The NCAA organization’s top governing board voted unanimously to allow college athletes to be compensated which will mark a huge change for student-athletes. This is more sports news, but it is also relevant media news because the athletes will be getting paid mainly for their image and likeness in the media such as product endorsement commercials and advertisements.

The NCAA’s 3 divisions will have to individually decided their own rules and details regarding this change. The NCAA has always previously been strictly against compensating their players, as they believe there should be a clear distinction between an amateur player and a professional player. Last month, California. became the first state to pass and implement a law that would allow student athletes attending college in the state to be compensated for their likeliness in the media.

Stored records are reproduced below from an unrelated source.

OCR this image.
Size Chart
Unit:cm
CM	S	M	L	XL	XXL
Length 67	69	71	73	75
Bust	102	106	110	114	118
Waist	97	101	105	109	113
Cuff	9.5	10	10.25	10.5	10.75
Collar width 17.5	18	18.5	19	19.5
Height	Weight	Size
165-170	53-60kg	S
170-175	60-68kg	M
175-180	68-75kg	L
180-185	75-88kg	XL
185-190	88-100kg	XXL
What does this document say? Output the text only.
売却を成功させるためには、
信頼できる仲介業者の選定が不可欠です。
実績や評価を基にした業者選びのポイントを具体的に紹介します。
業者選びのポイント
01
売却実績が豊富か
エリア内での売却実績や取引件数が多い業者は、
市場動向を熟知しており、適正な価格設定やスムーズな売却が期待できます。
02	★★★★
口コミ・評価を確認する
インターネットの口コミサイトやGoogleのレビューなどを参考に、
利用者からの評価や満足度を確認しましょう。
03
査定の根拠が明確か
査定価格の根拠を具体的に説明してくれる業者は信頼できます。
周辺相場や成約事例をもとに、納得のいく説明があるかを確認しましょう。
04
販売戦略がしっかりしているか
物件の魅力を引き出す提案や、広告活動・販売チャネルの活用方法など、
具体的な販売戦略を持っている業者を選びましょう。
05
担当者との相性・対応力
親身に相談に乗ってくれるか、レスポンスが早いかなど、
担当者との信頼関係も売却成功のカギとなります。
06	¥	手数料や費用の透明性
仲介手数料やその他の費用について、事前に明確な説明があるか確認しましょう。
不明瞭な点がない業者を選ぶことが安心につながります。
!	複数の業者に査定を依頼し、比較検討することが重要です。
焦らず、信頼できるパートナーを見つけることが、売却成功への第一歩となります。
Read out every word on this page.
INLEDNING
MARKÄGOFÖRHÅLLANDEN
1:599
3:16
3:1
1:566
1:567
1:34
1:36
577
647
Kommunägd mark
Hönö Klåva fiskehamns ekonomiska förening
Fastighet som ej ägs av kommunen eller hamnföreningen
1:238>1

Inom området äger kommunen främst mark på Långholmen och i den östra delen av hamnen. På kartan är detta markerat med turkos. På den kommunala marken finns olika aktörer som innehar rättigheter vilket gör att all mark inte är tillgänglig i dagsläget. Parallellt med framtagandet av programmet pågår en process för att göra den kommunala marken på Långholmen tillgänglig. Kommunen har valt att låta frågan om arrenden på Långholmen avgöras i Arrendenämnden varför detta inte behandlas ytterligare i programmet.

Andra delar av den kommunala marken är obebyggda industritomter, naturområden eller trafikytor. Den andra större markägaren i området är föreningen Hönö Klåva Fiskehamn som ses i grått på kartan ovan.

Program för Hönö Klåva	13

This new law is very controversial and people believe it should be heavily distinctive. People believe that all of the scholarship money each student-athlete receives should be both treated and taxed like income. I don’t think that scholarship money should be received as income because its not getting spent on personal items for entertainment, it’s spent on educational purposes– which is essentially a necessity nowadays. However, it does make sense that if students are getting paid for their athletic likeliness that the money they receive from this should be considered income– because it is. They are essentially working; playing a sport, and getting paid for it. I agree with this new law, and I think it should have been in effect a long time ago. All the players that played sports in college, were great at their sport and the star of their college, but didn’t go on to be in the Professional league, could have had some sort of financial security due to their play in college.